The Mutanabi Street book market was famous for hundreds of years as an intellectual core of Baghdad. It was blown up in March by a suicide bomber, but has just reopened, albeit with a few stalls and a handful of customers. The Shah Bandar cafe next door, a place of stimulating literary and political debates, which was also destroyed in the blast, is to be rebuilt. A small number of art galleries are opening in the city. There are virtually no customers but Iraqi artists, many of them exiled, are hungry for their work to be exhibited in their homeland.

When the Mongols under Hulagu Khan captured Baghdad in 1258 the Tigris was said to have first turned red, with the blood of its slaughtered citizens and then black with ink, when the Grand Library of Baghdad, then one of the biggest and richest in the world, was ransacked and the books thrown into the river.
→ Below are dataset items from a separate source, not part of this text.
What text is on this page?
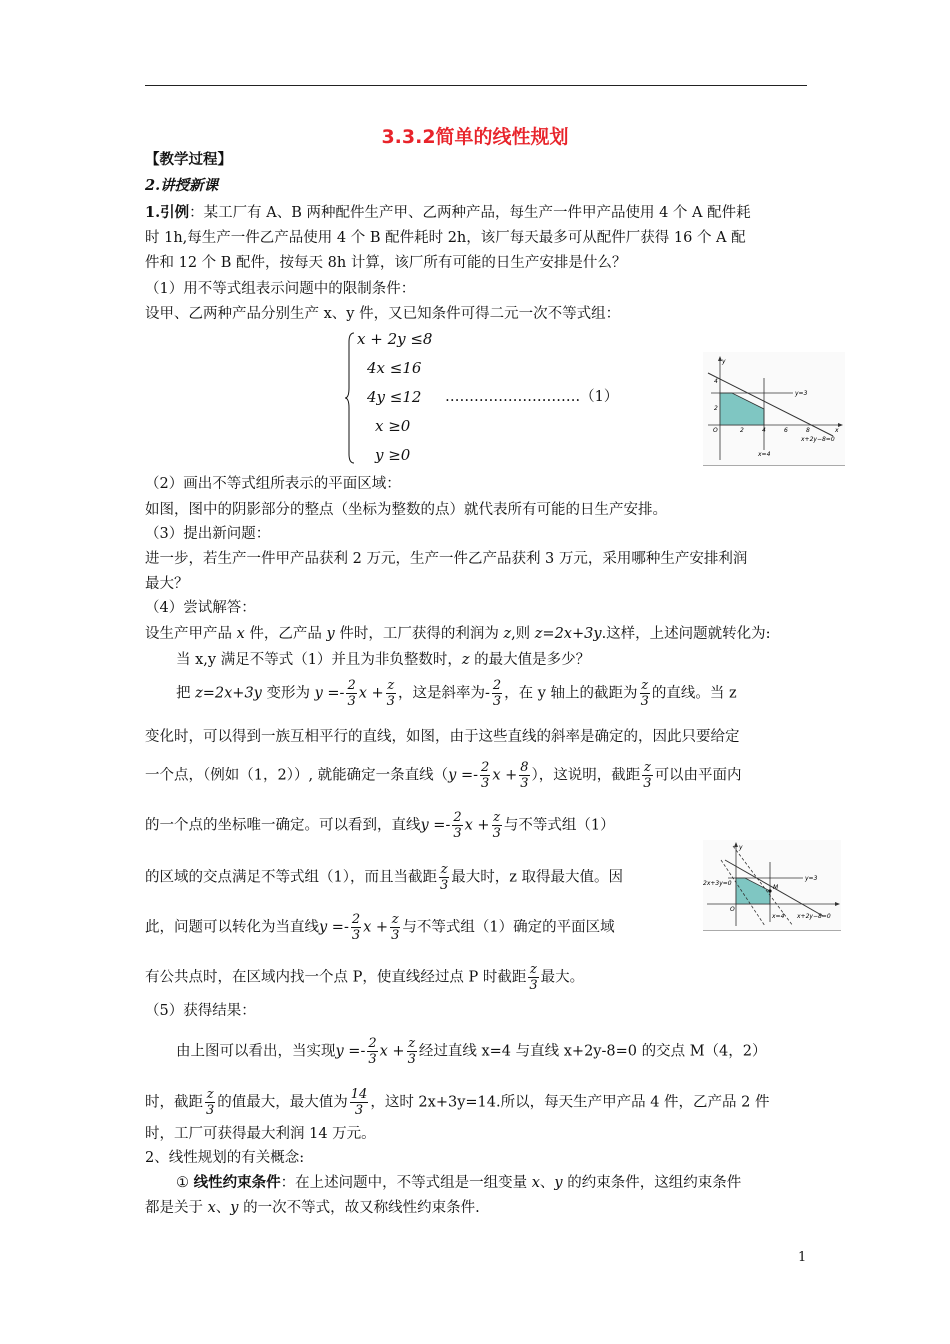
3.3.2简单的线性规划
【教学过程】
2.讲授新课
1.引例：某工厂有 A、B 两种配件生产甲、乙两种产品，每生产一件甲产品使用 4 个 A 配件耗
时 1h,每生产一件乙产品使用 4 个 B 配件耗时 2h，该厂每天最多可从配件厂获得 16 个 A 配
件和 12 个 B 配件，按每天 8h 计算，该厂所有可能的日生产安排是什么？
（1）用不等式组表示问题中的限制条件：
设甲、乙两种产品分别生产 x、y 件，又已知条件可得二元一次不等式组：
x + 2y ≤8
4x ≤16
4y ≤12
x ≥0
y ≥0
……………………….（1）
y
y=3
4
2
O	2	4	6	8	x
x+2y−8=0
x=4
（2）画出不等式组所表示的平面区域：
如图，图中的阴影部分的整点（坐标为整数的点）就代表所有可能的日生产安排。
（3）提出新问题：
进一步，若生产一件甲产品获利 2 万元，生产一件乙产品获利 3 万元，采用哪种生产安排利润
最大？
（4）尝试解答：
设生产甲产品 x 件，乙产品 y 件时，工厂获得的利润为 z,则 z=2x+3y.这样，上述问题就转化为:
当 x,y 满足不等式（1）并且为非负整数时，z 的最大值是多少？
把 z=2x+3y 变形为 $y =- \frac{2}{3}$ $x + \frac{z}{3}$ ，这是斜率为- $\frac{2}{3}$ ，在 y 轴上的截距为 $\frac{z}{3}$ 的直线。当 z
变化时，可以得到一族互相平行的直线，如图，由于这些直线的斜率是确定的，因此只要给定
一个点，（例如（1，2））, 就能确定一条直线（$y =- \frac{2}{3}$ $x + \frac{8}{3}$ ），这说明，截距 $\frac{z}{3}$ 可以由平面内
的一个点的坐标唯一确定。可以看到，直线$y =- \frac{2}{3}$ $x + \frac{z}{3}$ 与不等式组（1）
的区域的交点满足不等式组（1），而且当截距 $\frac{z}{3}$ 最大时，z 取得最大值。因
此，问题可以转化为当直线$y =- \frac{2}{3}$ $x + \frac{z}{3}$ 与不等式组（1）确定的平面区域
有公共点时，在区域内找一个点 P，使直线经过点 P 时截距 $\frac{z}{3}$ 最大。
y
y=3
2x+3y=0
M
O
x=4 x+2y−8=0
（5）获得结果：
由上图可以看出，当实现$y =- \frac{2}{3}$ $x + \frac{z}{3}$ 经过直线 x=4 与直线 x+2y-8=0 的交点 M（4，2）
时，截距 $\frac{z}{3}$ 的值最大，最大值为 $\frac{14}{3}$ ，这时 2x+3y=14.所以，每天生产甲产品 4 件，乙产品 2 件
时，工厂可获得最大利润 14 万元。
2、线性规划的有关概念:
① 线性约束条件：在上述问题中，不等式组是一组变量 x、y 的约束条件，这组约束条件
都是关于 x、y 的一次不等式，故又称线性约束条件.
1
"It is the same kind of mentality that led to the bombing here", said Abdul Rahim, an unemployed teacher, standing at the newly opened book market at Mutanabi Street. "It is contempt as well as fear of learning. Books open the mind to rational argument and debate, and that is what a lot of people do not want in Baghdad at present."
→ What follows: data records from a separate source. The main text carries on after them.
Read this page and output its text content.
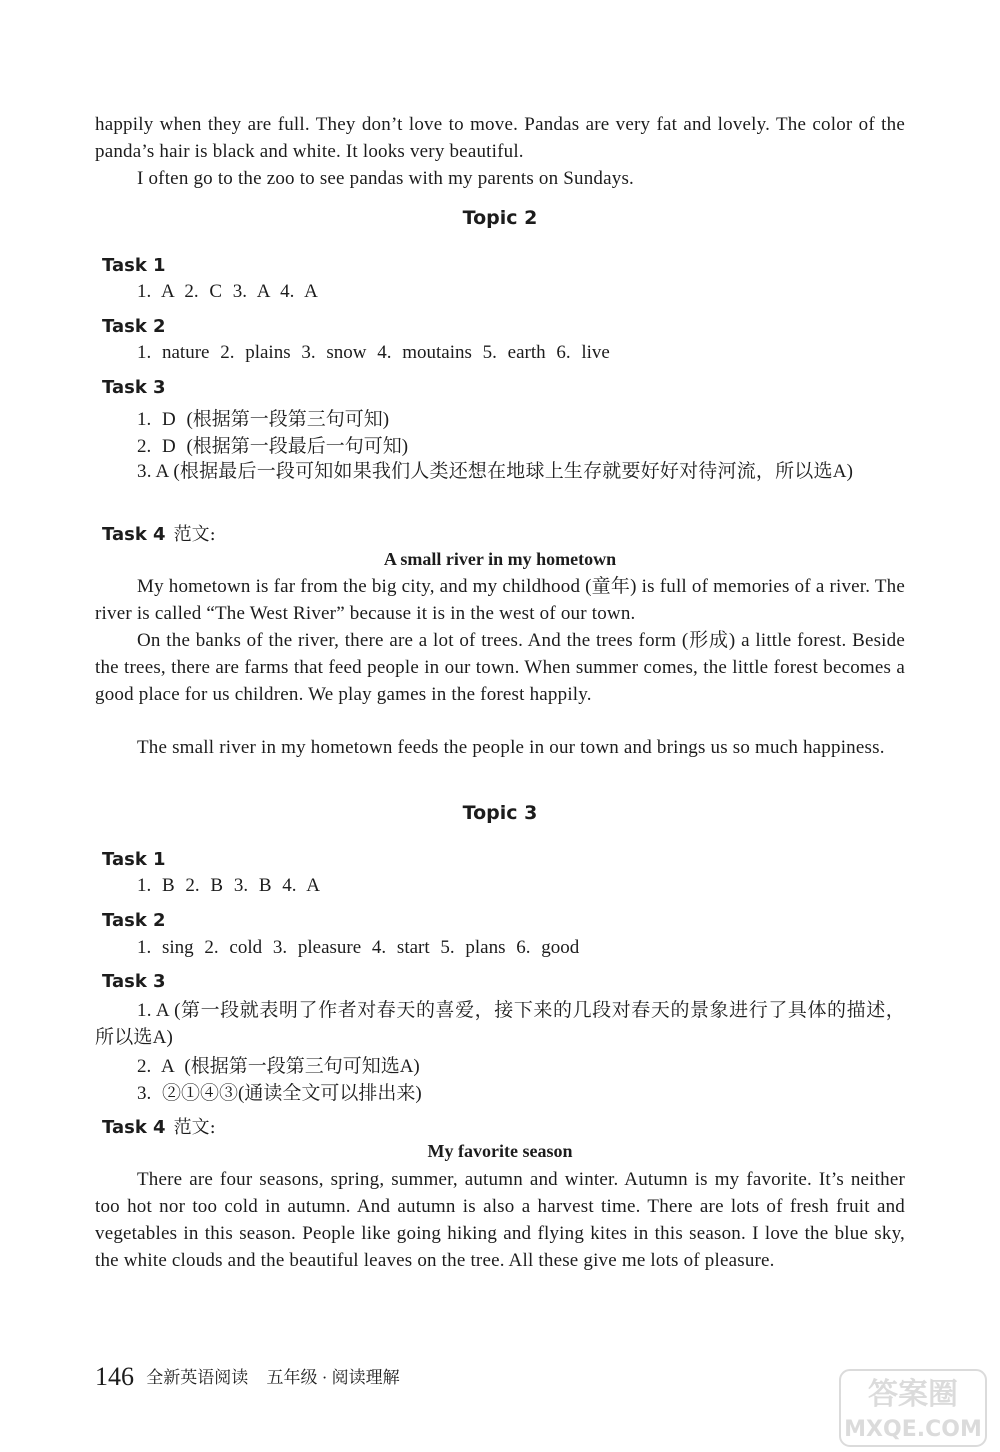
happily when they are full. They don’t love to move. Pandas are very fat and lovely. The color of the panda’s hair is black and white. It looks very beautiful.
I often go to the zoo to see pandas with my parents on Sundays.
Topic 2
Task 1
1. A 2. C 3. A 4. A
Task 2
1. nature 2. plains 3. snow 4. moutains 5. earth 6. live
Task 3
1. D (根据第一段第三句可知)
2. D (根据第一段最后一句可知)
3. A (根据最后一段可知如果我们人类还想在地球上生存就要好好对待河流，所以选A)
Task 4 范文:
A small river in my hometown
My hometown is far from the big city, and my childhood (童年) is full of memories of a river. The river is called “The West River” because it is in the west of our town.
On the banks of the river, there are a lot of trees. And the trees form (形成) a little forest. Beside the trees, there are farms that feed people in our town. When summer comes, the little forest becomes a good place for us children. We play games in the forest happily.
The small river in my hometown feeds the people in our town and brings us so much happiness.
Topic 3
Task 1
1. B 2. B 3. B 4. A
Task 2
1. sing 2. cold 3. pleasure 4. start 5. plans 6. good
Task 3
1. A (第一段就表明了作者对春天的喜爱，接下来的几段对春天的景象进行了具体的描述，所以选A)
2. A (根据第一段第三句可知选A)
3. ②①④③(通读全文可以排出来)
Task 4 范文:
My favorite season
There are four seasons, spring, summer, autumn and winter. Autumn is my favorite. It’s neither too hot nor too cold in autumn. And autumn is also a harvest time. There are lots of fresh fruit and vegetables in this season. People like going hiking and flying kites in this season. I love the blue sky, the white clouds and the beautiful leaves on the tree. All these give me lots of pleasure.
146 全新英语阅读 五年级 · 阅读理解	答案圈
MXQE.COM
He pointed to one of half a dozen stalls operating. "Look here we have American books, British books and Shia religious books which were banned under Saddam. One can buy these and make up their own minds, maybe some American soldiers should come here and get some books, it will teach them about the outside world and other people."

Naim al-Shatry, who opened his stall at the market 40 years ago, remained optimistic. "But it is open again now and more people will come in the future, you will see. You cannot keep people away from books any more than you can keep them away from water. The thirst of the mind is always there, it needs to be quenched."
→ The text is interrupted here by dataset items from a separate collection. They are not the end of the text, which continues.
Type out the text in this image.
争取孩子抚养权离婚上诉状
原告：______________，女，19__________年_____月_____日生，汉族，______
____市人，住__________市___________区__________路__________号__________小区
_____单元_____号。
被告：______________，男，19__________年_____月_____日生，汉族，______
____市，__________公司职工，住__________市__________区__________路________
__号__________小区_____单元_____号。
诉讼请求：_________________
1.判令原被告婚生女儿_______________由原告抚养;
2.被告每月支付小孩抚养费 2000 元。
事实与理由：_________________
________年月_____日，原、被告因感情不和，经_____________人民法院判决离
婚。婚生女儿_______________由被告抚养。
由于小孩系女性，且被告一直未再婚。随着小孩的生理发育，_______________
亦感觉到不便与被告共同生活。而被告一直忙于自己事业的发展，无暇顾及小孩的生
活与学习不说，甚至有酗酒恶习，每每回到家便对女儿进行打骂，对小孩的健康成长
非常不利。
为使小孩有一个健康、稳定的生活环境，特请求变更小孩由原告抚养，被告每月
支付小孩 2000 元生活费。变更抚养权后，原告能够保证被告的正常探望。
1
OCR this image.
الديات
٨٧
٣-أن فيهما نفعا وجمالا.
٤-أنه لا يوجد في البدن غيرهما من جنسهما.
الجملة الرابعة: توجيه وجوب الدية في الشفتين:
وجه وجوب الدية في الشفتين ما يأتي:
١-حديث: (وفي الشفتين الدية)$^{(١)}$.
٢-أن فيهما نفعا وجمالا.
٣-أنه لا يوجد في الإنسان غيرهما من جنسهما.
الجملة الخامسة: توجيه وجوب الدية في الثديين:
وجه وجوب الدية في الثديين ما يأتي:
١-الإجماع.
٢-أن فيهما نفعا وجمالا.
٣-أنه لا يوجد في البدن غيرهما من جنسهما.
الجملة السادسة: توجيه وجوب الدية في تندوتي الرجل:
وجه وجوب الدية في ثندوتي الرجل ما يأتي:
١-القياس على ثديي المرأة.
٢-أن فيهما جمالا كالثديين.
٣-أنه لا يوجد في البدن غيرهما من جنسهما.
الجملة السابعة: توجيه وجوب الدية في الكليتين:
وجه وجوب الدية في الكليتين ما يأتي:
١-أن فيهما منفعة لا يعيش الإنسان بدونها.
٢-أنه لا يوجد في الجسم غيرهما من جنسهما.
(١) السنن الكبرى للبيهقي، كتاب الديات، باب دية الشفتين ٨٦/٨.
Raad Ahmed Ali will not be going to Mutanabi Street for a while. "Frankly, I am afraid of going there, how do we know they will not bomb the place again? But I would like to go. My father took me there when I was a young boy and I would like to take my son there."

Mr Ali, a painter, is already under a threat, accused of work which is deemed to be "against Islam". He smiles wryly. "Under Saddam, we had to be careful about producing anything which was political. Now we have to be careful not to offend anyone, Sunni, Shia or the Americans. The extremist Sunnis and Shias will shoot you, the Americans will put you in prison if someone denounces you for painting against the occupation, they will say you support the insurgents.

"Now, if we draw or paint anything controversial, we try to have it sold outside the country, maybe under a different name, non- controversial work we try to sell through art galleries here. And then some of the people here, who have become rich with contracts in the occupation, they will pay to have themselves and members of their families painted. But that will happen behind closed doors.

"But there is a feeling things will change and we will get freedom to paint like never before. It is the human spirit, you cannot keep it like a caged bird."

The few art galleries open operate in an atmosphere of semi- secrecy. At the Bahas al-Azraq in the Karada district, owner Mohammed Ali Salman did not want his photograph or address published. "You do not know what can happen, who can take offence" he said. "We have also got to be very careful about kidnappings so we cannot even advertise".

The gallery first opened in 1980, stayed open through the war with Iran and the 1990-91 Gulf War until the 2003 invasion. "Even during the years of [UN] sanctions, we were selling paintings both to Iraqis and foreigners. But now it is very difficult,"said Mr Salman.

Baghdad has also seen an infusion of free arts for the masses. The high blast walls, topped with barbed wire, which segregates the city into Shia and Sunni ghettos, are having murals painted on them as are some of the road surfaces. The funding is being provided by an unnamed American organisation.

Last week, work finished on painting red, blue and pink flowers at Nisour Square, in Mansour. Two days later, employees of the US private security company, Blackwater, guarding State Department officials, opened fire after being spooked by a bomb some distance away, killing 28 men, women and children. The "flowers of peace" on the road are now pockmarked with bullet holes and charred by burnt cars.